O filme utiliza um aspecto que é uma escolha intencional do diretor. O povo que não é policial não participa com protagonismo. Outros personagens funcionam meramente como figurantes ou elementos de subtexto, e as evidências narrativas levam à conclusão de que a sociedade, ou desconhece a fundo o que acontece, ou opta pela indiferença. Essa estratégia reforça a ideia de que as execuções são arbitrárias e ocorrem em silêncio e discrição. São protocolos extrajudiciais que se movem sob o jogo de poder e opressão, o que é uma crítica clara do cineasta. O fato de o povo não participar e desconhecer é, em si, um convite ao questionamento dessa justiça. Essas práticas ecoam em diferentes formatos em todo o mundo, e Lalith Rathnayake foi perspicaz em focar na tensão de uma trajetória que não passa por tribunais oficiais, mas sim por uma ação arbitrária e pouquíssimo discutida.
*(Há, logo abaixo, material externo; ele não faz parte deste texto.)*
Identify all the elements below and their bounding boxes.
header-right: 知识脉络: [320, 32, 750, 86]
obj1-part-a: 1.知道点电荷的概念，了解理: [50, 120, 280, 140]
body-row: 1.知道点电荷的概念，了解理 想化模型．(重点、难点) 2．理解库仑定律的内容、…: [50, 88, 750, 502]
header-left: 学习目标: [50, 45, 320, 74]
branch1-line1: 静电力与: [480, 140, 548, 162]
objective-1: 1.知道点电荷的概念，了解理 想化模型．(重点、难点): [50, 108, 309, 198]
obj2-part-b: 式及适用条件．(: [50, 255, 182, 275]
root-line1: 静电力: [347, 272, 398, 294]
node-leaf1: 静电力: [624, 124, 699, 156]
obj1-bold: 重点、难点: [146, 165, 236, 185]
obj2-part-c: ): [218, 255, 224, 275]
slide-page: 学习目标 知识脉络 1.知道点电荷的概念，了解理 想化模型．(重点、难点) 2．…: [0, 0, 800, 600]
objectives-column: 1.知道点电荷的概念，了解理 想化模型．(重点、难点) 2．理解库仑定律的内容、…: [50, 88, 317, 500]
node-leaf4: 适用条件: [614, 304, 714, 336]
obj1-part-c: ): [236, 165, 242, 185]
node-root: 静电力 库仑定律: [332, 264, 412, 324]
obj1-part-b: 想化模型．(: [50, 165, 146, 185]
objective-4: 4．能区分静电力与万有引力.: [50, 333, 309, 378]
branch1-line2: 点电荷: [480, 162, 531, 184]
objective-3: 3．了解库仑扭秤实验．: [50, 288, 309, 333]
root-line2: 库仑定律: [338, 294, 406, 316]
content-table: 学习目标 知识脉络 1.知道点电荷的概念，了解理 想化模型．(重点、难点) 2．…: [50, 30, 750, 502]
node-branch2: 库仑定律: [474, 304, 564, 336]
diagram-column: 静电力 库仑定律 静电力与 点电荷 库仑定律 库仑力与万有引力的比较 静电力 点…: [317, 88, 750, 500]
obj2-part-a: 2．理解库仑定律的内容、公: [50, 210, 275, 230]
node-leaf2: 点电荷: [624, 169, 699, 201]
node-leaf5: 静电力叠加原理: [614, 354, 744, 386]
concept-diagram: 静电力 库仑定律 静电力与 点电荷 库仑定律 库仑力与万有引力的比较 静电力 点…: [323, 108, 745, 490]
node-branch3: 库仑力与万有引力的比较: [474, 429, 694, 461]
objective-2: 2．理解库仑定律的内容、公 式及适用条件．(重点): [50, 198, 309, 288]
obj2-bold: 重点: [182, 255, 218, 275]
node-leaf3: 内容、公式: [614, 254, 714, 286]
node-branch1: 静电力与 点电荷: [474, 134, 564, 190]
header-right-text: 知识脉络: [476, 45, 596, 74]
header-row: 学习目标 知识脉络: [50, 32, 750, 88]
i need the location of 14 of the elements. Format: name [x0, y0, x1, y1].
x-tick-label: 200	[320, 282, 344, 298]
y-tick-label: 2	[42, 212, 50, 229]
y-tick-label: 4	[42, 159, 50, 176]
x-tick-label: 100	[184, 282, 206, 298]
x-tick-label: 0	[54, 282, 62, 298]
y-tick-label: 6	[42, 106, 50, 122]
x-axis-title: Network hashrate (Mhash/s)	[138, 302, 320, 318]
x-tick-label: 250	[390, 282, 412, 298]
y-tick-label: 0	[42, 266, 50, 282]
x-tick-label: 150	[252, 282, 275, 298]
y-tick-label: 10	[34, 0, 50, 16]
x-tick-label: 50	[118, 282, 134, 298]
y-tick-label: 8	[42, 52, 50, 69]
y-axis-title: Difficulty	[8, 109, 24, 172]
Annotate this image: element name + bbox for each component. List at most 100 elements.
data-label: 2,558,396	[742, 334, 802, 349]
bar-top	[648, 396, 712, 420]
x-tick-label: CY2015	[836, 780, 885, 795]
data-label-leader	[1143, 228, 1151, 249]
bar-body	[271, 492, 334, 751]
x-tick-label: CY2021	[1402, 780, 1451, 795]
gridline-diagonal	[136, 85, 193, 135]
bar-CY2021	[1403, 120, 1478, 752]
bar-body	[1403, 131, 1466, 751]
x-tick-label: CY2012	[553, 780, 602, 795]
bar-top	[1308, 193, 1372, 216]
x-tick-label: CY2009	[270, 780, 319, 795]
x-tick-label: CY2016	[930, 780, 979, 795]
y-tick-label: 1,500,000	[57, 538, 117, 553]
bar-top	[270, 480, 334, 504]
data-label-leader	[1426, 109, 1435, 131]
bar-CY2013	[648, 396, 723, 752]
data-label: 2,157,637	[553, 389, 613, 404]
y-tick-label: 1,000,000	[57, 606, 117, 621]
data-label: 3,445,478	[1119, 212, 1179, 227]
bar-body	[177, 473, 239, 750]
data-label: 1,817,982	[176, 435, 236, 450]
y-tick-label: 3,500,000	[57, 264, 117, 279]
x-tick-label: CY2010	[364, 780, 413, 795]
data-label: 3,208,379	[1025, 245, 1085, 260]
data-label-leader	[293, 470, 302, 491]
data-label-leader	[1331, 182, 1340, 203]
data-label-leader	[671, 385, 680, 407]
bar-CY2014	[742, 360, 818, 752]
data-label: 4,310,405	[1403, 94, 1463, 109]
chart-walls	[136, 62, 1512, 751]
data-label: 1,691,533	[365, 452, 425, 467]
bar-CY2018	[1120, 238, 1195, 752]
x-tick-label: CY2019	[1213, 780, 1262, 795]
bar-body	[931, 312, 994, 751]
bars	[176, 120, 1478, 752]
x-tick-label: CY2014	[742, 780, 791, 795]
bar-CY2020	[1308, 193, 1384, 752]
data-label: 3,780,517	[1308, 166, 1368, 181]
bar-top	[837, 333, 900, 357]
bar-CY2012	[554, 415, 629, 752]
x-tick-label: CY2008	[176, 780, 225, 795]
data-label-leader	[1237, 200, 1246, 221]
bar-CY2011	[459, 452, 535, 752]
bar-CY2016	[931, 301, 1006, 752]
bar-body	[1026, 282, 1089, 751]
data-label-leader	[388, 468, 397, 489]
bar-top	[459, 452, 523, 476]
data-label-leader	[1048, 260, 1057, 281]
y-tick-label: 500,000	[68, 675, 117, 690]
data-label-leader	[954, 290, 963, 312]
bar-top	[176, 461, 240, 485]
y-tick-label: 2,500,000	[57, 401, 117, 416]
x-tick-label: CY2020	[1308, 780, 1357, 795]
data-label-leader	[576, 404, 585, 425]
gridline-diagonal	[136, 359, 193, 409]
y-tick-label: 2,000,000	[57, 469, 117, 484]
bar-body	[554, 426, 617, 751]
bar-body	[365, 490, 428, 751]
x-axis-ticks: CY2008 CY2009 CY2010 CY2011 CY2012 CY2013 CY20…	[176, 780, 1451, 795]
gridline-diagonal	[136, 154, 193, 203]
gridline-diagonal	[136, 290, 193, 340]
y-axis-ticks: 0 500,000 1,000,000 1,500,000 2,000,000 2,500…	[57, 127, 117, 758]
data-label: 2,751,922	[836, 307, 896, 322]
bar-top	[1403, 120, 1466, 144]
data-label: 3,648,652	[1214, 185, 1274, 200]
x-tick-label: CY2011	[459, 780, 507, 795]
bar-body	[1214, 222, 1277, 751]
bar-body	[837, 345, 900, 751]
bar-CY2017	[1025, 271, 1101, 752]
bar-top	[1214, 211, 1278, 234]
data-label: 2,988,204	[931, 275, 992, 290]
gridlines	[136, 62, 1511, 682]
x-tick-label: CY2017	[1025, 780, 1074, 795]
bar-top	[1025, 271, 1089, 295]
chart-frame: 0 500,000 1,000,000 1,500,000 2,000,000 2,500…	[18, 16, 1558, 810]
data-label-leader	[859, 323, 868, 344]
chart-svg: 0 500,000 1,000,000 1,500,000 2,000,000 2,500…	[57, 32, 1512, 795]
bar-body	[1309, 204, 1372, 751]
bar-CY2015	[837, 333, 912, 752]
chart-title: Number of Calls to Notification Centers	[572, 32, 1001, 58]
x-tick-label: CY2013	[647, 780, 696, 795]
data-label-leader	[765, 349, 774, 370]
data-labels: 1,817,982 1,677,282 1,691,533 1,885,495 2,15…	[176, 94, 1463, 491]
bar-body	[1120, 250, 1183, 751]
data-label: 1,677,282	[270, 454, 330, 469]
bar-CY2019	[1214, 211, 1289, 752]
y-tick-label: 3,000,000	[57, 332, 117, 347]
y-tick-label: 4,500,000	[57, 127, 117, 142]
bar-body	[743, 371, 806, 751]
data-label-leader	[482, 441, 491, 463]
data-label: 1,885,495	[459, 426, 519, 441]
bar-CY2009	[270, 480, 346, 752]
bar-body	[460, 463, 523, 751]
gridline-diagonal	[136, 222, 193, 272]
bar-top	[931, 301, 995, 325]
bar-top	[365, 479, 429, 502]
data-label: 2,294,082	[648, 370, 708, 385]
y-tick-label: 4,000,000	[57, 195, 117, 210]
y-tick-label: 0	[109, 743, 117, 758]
Riverstone é um filme de relevância inegável na cinematografia mundial, especialmente no debate sobre Direitos Humanos. O longa surge como um antídoto necessário ao desgaste do discurso de Direitos Humanos, acirrado por disputas políticas que polarizam a sociedade. O que esta obra belíssima e lúcida afirma é que o problema não reside em julgar e cumprir a pena com transparência, o processo legal deve seguir seu curso, mas sim na arbitrariedade de eliminar cidadãos sem uma investigação transparente e ágil, apenas para manter o status quo e o privilégio. O perigo reside, portanto, nessa moralidade distorcida. A brutalidade policial, o assassinato sob custódia e a violência sistêmica, que ecoam em diversos países do Sul Global, demonstram que a falha começa no topo da pirâmide e está ligada à manutenção de privilégios, não à segurança social.